I ended up doing this with ´node-schedule´. Not sure if it is the best option but it is working fine for me.
index.js
var schedule = require('node-schedule');
var request = require('request');
schedule.scheduleJob('*/15 * * * *', function() {
var options = {
url: serverUrl + '/functions/{function name}}',
headers: {
'X-Parse-Application-Id': appID,
'X-Parse-Master-Key': masterKey,
'Content-Type': 'application/json'
}
};
request.post(options, function (error, response, body) {
if (!error && response.statusCode == 200) {
console.log(body);
}
});
});
main.js
Parse.Cloud.define('{function name}', function(req, res) {
//Check for master key to prevent users to call this
if (req.master === true) {
//Do operations here
} else {
res.error('Need Master Key');
}
});
I use kue for this purpose. I've described the appoach in my article. In short, this function:
Parse.Cloud.job("sendReport", function(request, response) {
Parse.Cloud.httpRequest({
method: 'POST',
headers: {
'Content-Type': 'application/json',
},
url: "https://example.com/url/", // Webhook url
body: "body goes here",
success: function(httpResponse) {
console.log("Successfully POSTed to the webhook");
},
error: function(httpResponse) {
console.error("Couldn't POST to webhook: " + httpResponse);
}
});
});
becomes this:
// Create a kue instance and a queue.
var kue = require('kue-scheduler');
var Queue = kue.createQueue();
var jobName = "sendReport";
// Create a job instance in the queue.
var job = Queue
.createJob(jobName)
// Priority can be 'low', 'normal', 'medium', 'high' and 'critical'
.priority('normal')
// We don't want to keep the job in memory after it's completed.
.removeOnComplete(true);
// Schedule it to run every 60 minutes. Function every(interval, job) accepts interval in either a human-interval String format or a cron String format.
Queue.every('60 minutes', job);
// Processing a scheduled job.
Queue.process(jobName, sendReport);
// The body of job goes here.
function sendReport(job, done) {
Parse.Cloud.httpRequest({
method: 'POST',
headers: {
'Content-Type': 'application/json',
},
url: "https://example.com/url/", // Webhook url
body: "body goes here"}).then(function(httpResponse) {
console.log("Successfully POSTed to the webhook");
// Don't forget to run done() when job is done.
done();
}, function(httpResponse) {
var errorMessage = "Couldn't POST to webhook: " + httpResponse;
console.error(errorMessage);
// Pass Error object to done() to mark this job as failed.
done(new Error(errorMessage));
});
}
It works fine, though I noticed that sometimes kue-scheduler fires the event more often than needed.
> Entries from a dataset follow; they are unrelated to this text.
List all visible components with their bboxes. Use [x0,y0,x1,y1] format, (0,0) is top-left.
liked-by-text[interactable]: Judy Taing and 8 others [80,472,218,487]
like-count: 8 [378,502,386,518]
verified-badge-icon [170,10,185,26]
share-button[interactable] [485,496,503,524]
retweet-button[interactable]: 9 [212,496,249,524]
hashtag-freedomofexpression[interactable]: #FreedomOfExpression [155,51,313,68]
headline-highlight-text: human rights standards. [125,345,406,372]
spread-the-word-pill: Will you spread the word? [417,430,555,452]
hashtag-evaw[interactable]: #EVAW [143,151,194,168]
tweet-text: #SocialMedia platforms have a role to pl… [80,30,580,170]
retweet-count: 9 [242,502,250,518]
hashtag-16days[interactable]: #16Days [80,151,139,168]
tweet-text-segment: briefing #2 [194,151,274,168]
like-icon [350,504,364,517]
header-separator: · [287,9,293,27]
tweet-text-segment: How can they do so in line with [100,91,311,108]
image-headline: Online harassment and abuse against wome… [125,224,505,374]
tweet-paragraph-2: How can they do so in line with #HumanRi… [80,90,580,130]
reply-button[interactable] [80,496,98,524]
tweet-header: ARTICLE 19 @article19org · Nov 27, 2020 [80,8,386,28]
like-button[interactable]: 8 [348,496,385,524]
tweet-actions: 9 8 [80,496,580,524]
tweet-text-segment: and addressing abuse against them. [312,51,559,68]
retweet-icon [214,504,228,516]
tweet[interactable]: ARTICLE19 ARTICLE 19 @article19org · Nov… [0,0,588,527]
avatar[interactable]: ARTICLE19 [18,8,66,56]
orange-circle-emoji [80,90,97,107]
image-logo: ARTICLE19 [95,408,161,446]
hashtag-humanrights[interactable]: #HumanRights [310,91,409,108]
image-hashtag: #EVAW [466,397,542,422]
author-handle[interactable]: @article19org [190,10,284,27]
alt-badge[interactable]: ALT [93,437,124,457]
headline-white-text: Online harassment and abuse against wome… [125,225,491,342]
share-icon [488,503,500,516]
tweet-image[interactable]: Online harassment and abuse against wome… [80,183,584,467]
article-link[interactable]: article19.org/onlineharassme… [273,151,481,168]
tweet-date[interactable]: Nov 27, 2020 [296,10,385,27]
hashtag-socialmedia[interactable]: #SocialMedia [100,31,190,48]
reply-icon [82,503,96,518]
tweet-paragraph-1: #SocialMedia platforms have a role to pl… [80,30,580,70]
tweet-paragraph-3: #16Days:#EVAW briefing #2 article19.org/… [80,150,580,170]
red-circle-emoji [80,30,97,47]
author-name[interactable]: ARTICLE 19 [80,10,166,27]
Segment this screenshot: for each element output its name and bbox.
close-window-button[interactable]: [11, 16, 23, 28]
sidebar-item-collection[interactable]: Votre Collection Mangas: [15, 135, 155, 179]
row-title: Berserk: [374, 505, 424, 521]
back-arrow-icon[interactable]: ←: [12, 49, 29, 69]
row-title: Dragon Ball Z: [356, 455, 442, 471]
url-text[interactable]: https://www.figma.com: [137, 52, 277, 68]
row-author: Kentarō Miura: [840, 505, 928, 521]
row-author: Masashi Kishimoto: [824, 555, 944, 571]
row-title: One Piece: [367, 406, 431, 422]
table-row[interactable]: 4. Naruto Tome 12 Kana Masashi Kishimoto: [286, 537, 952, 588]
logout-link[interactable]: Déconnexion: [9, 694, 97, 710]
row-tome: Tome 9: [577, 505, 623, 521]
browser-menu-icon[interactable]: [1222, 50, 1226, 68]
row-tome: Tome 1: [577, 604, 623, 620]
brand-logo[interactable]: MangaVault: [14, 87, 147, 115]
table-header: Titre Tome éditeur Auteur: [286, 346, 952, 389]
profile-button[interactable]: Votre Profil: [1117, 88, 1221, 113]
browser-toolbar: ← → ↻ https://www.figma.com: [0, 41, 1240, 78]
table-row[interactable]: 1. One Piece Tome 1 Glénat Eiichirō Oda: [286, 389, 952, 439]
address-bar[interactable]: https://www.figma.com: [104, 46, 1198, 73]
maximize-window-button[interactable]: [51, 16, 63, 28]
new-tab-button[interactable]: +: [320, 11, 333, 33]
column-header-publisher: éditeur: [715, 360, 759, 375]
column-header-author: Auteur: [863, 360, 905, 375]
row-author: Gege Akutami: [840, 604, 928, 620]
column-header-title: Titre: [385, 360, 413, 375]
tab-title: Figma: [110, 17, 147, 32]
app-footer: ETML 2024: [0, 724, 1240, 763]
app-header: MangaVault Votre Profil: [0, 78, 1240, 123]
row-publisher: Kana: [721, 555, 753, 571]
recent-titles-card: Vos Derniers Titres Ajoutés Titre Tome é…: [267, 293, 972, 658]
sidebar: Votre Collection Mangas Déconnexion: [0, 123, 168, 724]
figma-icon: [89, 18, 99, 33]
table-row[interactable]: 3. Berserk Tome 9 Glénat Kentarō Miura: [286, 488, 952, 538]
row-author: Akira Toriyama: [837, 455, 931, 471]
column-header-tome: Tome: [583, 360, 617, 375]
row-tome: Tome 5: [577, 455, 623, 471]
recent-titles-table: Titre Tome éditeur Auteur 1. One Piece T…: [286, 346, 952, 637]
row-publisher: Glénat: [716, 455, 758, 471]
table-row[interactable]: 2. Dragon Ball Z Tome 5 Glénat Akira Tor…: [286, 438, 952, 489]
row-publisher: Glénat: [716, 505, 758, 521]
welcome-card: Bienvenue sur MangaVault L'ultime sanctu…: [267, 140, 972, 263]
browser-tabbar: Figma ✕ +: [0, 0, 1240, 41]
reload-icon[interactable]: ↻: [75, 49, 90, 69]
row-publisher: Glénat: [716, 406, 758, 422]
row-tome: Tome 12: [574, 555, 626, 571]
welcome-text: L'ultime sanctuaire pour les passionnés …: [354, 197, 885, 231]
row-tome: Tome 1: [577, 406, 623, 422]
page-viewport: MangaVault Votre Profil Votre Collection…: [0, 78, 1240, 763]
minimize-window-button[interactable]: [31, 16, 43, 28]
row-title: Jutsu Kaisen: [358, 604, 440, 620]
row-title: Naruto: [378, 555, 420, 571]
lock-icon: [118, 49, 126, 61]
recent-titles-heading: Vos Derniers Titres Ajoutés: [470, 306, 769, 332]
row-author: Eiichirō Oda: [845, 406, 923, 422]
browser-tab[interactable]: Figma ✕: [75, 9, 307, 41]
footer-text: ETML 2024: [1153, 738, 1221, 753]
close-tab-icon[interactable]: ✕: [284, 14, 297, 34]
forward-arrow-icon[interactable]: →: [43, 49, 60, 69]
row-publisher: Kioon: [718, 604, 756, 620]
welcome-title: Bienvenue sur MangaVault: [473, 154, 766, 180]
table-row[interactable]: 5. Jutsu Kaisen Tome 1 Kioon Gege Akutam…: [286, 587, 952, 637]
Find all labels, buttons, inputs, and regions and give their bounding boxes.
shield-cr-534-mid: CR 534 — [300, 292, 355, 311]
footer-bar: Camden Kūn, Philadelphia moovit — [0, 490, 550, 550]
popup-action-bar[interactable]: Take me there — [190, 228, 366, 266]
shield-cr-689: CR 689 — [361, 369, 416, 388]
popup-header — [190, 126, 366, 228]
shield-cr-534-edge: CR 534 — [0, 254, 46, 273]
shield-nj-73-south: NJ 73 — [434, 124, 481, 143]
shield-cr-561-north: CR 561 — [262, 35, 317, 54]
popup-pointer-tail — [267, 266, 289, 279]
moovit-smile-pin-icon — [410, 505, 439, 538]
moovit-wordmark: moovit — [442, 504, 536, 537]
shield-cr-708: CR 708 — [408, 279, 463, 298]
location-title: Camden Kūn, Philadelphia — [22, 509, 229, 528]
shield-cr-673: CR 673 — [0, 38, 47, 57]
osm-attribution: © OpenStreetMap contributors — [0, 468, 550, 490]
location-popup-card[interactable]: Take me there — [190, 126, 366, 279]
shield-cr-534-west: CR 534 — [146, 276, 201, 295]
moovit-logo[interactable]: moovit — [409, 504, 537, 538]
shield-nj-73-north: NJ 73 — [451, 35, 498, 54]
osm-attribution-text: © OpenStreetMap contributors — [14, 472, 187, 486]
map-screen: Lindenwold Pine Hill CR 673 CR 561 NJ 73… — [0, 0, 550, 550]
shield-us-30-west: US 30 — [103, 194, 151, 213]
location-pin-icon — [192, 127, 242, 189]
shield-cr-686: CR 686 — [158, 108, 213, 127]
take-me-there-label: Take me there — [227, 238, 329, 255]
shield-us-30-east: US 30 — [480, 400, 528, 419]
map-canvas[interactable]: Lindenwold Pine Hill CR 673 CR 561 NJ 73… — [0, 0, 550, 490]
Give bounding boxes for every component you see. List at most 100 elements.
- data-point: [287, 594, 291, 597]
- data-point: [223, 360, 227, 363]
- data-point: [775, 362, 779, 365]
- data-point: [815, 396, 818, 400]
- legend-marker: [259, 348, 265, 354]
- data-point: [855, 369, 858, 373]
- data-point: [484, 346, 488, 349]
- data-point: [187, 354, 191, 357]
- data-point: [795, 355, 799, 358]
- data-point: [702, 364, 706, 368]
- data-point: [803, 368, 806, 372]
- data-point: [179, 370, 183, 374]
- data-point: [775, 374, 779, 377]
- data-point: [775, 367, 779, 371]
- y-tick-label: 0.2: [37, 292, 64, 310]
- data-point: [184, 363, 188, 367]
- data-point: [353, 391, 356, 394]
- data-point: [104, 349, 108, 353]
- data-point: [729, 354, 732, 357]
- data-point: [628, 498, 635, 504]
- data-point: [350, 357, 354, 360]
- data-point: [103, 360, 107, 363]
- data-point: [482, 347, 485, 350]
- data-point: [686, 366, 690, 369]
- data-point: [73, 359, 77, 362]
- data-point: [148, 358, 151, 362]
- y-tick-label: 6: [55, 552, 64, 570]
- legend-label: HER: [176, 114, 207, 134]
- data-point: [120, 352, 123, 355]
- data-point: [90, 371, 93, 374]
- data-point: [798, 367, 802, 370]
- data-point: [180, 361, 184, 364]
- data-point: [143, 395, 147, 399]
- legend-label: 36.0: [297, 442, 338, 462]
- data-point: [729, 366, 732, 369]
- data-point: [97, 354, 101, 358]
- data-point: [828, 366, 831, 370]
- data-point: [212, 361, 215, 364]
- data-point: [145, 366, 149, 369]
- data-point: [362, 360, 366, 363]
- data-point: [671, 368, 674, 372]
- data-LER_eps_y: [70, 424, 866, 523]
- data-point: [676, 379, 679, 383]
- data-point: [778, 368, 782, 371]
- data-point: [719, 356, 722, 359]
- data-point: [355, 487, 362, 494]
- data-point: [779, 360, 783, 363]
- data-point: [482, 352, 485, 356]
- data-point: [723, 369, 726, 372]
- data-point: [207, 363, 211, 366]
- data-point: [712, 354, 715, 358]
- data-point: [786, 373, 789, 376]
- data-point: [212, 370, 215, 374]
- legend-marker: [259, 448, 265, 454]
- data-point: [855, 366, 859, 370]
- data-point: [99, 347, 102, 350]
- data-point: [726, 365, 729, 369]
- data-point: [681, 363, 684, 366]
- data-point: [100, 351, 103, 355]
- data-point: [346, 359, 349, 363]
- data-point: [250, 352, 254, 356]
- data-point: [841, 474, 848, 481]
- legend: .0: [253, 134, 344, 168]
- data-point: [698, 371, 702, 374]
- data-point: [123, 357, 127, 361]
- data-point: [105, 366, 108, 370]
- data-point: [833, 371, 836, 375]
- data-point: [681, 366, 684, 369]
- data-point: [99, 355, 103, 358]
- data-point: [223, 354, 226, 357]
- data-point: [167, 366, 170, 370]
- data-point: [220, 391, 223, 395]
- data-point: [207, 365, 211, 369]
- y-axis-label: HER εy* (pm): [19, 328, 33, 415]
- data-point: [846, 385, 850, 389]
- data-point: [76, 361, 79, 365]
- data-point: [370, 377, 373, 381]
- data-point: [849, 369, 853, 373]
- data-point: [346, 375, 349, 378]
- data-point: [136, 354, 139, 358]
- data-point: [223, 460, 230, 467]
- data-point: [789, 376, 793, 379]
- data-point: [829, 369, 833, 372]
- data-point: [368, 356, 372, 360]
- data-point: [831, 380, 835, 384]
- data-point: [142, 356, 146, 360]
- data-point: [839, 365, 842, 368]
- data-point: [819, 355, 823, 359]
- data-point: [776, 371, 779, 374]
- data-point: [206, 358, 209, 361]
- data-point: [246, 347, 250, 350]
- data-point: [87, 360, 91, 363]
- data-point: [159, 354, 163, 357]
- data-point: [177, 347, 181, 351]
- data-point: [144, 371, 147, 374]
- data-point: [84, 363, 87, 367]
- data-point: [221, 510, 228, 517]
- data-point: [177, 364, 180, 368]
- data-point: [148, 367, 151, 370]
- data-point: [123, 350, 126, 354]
See this issue for more info: https://github.com/lykmapipo/kue-scheduler/issues/45
If you are on AWS this may be an option:
Create a AWS CloudWatch Event Rule that is triggered at specific intervals and calls a Lambda function. The Event Rule can pass parameters to the Lambda function.
Create a simple Lambda function that calls a Cloud Code function / job. If you receive the cloud code function name and other parameters from the Event Rule, you only need one generic Lambda function for any Cloud Code call.
This has several advantages as Event Rules are part of AWS infrastructure and can be easily integrated with other AWS services. For example, you can set up intelligent queueing of Event Rule calls so that if the previous call did not complete yet, you discard the next call in the queue, overflow to another queue, notify an operator, etc.
You can use the parse-server-scheduler npm-module.
It does not require any external server and simply allows you to setup scheduling in parse-dashboard.